English councils went on a massive £6.6bn commercial property spending spree over the past three years, buying office buildings and shopping centres to offset the impact of government funding cuts, the public spending watchdog has revealed. 

The scale of the rush to acquire revenue-generating investments to fund council services has left many local authorities potentially badly exposed in the event of an economic recession or a property crash, the National Audit Office (NAO) said. Between 2016 and 2019, councils spent £3.1bn buying office developments, £2.3bn on retail property, including £759m on shopping centres, and nearly £1bn on industrial property – a 14-fold increase on the previous three years.

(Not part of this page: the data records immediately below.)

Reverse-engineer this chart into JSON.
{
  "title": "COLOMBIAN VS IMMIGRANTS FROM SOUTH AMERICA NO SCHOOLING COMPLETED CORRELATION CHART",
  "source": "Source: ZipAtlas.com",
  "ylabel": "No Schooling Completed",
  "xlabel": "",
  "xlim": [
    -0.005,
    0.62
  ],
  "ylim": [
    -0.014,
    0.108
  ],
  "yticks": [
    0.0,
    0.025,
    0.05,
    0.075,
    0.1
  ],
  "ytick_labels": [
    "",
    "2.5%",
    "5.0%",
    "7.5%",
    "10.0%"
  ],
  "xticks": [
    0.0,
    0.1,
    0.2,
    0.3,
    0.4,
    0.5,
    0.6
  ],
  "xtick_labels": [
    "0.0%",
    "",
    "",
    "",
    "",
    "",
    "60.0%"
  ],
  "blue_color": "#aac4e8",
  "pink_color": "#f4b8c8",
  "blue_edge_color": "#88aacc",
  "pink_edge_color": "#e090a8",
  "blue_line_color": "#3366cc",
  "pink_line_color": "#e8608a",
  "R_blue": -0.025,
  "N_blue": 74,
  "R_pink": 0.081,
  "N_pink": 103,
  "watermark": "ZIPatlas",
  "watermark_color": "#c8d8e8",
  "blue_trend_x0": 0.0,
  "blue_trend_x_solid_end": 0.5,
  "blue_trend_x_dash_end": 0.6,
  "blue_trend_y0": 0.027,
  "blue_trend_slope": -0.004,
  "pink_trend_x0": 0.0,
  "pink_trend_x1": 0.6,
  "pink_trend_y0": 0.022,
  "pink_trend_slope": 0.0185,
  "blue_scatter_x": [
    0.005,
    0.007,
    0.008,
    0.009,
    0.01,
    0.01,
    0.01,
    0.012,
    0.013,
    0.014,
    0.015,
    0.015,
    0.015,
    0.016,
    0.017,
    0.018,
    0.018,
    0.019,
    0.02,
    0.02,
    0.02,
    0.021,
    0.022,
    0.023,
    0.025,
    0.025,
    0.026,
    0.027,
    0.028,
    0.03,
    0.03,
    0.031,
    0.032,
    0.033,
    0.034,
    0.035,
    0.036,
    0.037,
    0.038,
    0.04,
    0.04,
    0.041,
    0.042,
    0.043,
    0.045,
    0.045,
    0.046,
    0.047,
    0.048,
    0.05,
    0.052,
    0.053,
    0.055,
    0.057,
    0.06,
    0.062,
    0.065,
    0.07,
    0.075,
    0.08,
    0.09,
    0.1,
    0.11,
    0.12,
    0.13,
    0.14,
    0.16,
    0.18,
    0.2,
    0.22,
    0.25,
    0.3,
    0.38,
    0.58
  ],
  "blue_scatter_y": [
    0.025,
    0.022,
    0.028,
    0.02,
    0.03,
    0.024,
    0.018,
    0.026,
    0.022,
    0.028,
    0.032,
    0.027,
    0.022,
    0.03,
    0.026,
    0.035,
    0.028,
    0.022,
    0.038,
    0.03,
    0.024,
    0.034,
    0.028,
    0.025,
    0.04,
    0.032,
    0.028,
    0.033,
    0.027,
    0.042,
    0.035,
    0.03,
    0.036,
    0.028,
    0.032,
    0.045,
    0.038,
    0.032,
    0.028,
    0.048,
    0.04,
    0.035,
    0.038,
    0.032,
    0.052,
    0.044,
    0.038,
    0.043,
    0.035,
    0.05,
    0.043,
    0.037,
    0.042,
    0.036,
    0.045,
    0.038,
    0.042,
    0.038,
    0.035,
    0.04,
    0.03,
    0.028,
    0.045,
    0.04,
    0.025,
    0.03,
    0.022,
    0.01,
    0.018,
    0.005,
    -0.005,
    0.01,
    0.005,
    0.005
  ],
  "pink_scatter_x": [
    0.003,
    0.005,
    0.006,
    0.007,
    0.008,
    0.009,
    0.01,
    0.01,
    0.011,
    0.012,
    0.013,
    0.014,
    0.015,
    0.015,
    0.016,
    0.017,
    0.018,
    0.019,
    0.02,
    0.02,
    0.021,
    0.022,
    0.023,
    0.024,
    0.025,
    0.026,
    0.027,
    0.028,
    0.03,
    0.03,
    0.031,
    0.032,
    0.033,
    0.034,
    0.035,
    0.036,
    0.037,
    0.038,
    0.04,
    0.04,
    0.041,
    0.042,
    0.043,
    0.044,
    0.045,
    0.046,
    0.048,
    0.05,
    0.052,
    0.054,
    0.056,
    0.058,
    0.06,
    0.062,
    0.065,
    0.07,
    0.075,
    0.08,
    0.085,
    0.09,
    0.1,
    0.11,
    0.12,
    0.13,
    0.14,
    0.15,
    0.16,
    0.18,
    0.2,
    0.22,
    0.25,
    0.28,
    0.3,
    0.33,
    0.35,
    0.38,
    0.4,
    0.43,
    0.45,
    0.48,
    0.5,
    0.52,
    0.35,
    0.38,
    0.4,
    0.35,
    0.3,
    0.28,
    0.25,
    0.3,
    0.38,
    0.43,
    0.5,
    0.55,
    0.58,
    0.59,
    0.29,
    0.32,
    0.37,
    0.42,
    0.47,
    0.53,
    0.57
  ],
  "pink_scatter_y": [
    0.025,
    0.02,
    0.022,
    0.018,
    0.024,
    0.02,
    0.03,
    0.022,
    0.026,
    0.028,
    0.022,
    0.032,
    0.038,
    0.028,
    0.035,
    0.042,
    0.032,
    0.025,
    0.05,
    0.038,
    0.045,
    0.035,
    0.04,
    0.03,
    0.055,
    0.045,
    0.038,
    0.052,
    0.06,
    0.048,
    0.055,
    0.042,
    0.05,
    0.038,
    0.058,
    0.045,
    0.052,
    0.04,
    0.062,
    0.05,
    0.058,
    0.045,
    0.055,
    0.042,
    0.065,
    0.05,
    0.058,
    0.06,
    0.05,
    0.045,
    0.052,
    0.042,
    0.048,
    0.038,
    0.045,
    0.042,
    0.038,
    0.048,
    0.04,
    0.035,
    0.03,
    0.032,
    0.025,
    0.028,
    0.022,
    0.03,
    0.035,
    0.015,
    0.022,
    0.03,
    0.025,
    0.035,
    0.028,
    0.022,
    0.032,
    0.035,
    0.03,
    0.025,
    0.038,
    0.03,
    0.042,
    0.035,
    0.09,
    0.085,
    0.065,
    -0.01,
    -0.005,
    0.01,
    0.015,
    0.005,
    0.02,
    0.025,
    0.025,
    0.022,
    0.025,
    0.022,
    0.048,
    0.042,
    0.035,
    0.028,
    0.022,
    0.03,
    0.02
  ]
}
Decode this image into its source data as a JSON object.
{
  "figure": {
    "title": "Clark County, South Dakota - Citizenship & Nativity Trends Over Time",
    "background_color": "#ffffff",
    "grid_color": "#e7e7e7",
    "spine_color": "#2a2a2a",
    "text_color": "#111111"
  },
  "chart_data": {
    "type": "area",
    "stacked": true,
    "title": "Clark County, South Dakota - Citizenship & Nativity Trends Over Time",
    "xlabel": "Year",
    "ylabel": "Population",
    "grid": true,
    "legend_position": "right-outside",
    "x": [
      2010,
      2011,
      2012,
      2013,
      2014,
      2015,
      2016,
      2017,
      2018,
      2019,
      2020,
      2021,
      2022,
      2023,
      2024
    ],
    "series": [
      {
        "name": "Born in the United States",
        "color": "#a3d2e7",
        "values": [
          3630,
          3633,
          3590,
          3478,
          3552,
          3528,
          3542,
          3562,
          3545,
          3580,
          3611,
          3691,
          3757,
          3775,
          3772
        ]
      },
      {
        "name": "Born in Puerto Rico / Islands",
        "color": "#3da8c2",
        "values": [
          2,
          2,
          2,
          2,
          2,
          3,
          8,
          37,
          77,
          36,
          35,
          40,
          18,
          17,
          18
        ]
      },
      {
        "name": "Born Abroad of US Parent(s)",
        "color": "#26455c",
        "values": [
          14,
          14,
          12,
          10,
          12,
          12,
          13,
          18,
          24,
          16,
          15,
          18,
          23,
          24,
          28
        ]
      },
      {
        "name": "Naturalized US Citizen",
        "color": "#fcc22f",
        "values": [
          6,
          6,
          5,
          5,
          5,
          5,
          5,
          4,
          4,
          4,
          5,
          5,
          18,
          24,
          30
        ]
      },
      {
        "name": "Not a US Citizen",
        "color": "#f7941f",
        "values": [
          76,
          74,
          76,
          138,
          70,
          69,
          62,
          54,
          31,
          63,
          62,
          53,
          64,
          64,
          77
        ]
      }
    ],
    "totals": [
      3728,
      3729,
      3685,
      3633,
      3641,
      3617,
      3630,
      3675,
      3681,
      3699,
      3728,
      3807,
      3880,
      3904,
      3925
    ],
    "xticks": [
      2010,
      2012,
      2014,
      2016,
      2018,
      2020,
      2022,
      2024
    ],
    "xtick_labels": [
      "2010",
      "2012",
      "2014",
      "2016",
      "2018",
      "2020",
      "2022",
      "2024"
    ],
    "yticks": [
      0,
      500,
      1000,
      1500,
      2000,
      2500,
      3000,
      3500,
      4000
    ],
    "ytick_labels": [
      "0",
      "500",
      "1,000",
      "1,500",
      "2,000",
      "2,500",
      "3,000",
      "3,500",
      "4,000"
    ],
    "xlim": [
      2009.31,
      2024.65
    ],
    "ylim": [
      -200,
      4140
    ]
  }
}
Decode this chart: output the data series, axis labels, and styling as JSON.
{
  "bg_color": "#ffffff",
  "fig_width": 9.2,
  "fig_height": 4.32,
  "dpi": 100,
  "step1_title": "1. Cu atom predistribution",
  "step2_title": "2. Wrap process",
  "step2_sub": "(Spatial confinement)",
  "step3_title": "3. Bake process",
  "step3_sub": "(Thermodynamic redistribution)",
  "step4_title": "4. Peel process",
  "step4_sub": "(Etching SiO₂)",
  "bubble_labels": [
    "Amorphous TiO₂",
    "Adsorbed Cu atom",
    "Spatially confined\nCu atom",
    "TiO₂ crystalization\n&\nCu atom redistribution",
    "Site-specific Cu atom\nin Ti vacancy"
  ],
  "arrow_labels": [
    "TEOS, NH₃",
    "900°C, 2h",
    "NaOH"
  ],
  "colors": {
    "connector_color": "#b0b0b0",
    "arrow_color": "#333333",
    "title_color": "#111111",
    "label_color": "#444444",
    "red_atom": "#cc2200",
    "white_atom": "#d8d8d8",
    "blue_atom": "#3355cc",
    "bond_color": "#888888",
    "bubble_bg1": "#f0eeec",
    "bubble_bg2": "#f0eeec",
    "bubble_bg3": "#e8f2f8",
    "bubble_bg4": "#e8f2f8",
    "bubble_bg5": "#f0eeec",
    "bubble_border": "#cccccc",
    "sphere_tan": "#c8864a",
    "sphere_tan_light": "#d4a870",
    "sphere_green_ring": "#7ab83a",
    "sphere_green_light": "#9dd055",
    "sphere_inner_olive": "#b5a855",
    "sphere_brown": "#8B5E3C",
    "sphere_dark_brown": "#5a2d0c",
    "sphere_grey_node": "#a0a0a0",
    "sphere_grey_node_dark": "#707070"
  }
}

The chair-elect of the cross-party Commons public accounts committee, Meg Hillier MP, warned that the austerity-fuelled property investment boom raised “serious alarm bells” and called for ministers to take steps to minimise risks to taxpayers. 

Councillor Richard Watts, chair of the Local Government Association’s resources board, said £16bn of cuts since 2010 had stretched councils to the limit: “Councils have faced a choice of either accepting funding reductions and cutting services – such as care for older and disabled people, protecting children, reducing homelessness, fixing roads and collecting bins – or making investments to try and protect them.” 

Although the Treasury increased the cost of council borrowing last year, it is unlikely to significantly arrest the trend. A survey of councils earlier this month found 66% said they will become more reliant on income from commercial investments in the future and 75% planned to increase their level of borrowing.